Researchers at curtin university in western Australia have developed a low-cost, environmentally friendly way to capture solar energy and clean fuels like hydrogen.
Researchers at curtin university have made breakthroughs in producing clean fuels such as solar power to better transition to a low-carbon economy.
In a paper published today in Advanced Materials, researchers describe new ways of using tiny nanocrystals as efficient catalysts to produce low-cost, low-emission hydrogen and other clean fuels.Previously, solar energy was made with clean fuels made from cadmium containing semiconductors, plus expensive rare metals, including platinum, iridium and ruthenium.However, the high toxicity of cadmium and the cost of precious metals have prevented its widespread use.

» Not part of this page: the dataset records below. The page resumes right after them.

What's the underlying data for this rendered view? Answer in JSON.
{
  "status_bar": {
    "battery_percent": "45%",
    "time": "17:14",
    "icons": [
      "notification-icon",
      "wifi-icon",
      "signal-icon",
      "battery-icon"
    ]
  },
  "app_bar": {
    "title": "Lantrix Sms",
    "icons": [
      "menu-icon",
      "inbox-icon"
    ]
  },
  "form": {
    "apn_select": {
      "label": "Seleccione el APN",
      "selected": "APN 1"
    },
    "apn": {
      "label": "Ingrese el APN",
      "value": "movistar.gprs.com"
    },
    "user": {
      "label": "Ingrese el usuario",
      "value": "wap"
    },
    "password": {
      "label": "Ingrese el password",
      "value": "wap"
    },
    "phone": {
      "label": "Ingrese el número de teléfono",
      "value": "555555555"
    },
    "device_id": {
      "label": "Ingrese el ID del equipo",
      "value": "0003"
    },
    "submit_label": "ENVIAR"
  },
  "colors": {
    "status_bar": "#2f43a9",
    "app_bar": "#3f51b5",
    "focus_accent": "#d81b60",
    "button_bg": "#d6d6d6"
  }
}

" our research has created tiny crystals that do not contain any precious and toxic metals and can be used directly as environmentally friendly catalysts to convert solar energy into hydrogen," said Dr Guo huajia, principal researcher at the institute of functional molecules and interfaces at the curtin school of molecular and life sciences and the university of curtin.

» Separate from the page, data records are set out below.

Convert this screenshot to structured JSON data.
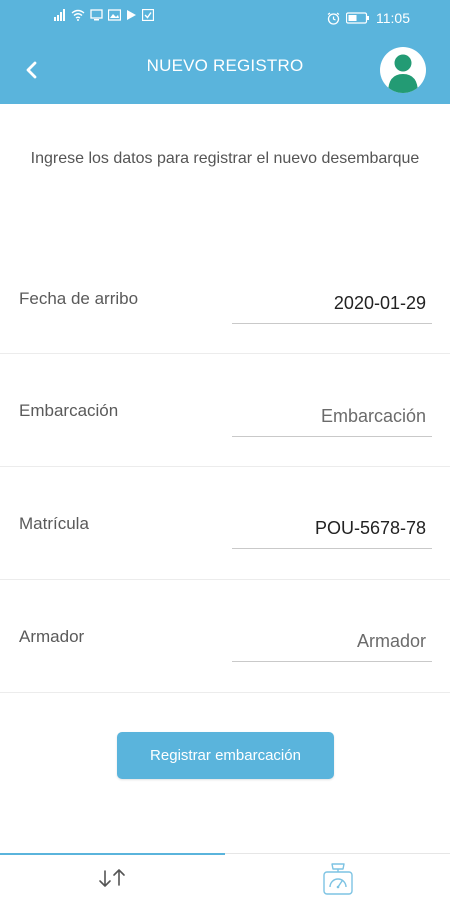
{
  "status_bar": {
    "time": "11:05"
  },
  "header": {
    "title": "NUEVO REGISTRO",
    "back_icon": "chevron-left-icon",
    "avatar_icon": "user-icon"
  },
  "instruction": "Ingrese los datos para registrar el nuevo desembarque",
  "form": {
    "fecha": {
      "label": "Fecha de arribo",
      "value": "2020-01-29"
    },
    "embarcacion": {
      "label": "Embarcación",
      "placeholder": "Embarcación"
    },
    "matricula": {
      "label": "Matrícula",
      "value": "POU-5678-78"
    },
    "armador": {
      "label": "Armador",
      "placeholder": "Armador"
    }
  },
  "register_button": {
    "label": "Registrar embarcación"
  },
  "bottom_nav": {
    "tabs": [
      {
        "icon": "transfer-arrows-icon",
        "selected": true
      },
      {
        "icon": "scale-icon",
        "selected": false
      }
    ]
  },
  "colors": {
    "primary": "#5ab4dc",
    "avatar_bg": "#ffffff",
    "avatar_figure": "#239b74"
  }
}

Curtin's researchers say the new approach, which has environmental and economic benefits, will attract industry participation in the production of low-cost and low-emission clean hydrogen fuels, a pressure decarbonization economy and options for countries around the world to rapidly expand into, such as hydrogen-powered vehicles and industrial processes.
"The energy industry may be very interested in these nanomaterials because they are cheap and elemental and provide a cleaner, cheaper source of fuel for the industry," Dr Jia said.
In fact, the breakthrough comes at a time when a growing number of countries are pursuing research and development projects in this area, and when Australia has abundant renewable energy resources, low-emission hydrogen is increasingly seen as an important export opportunity for Australia.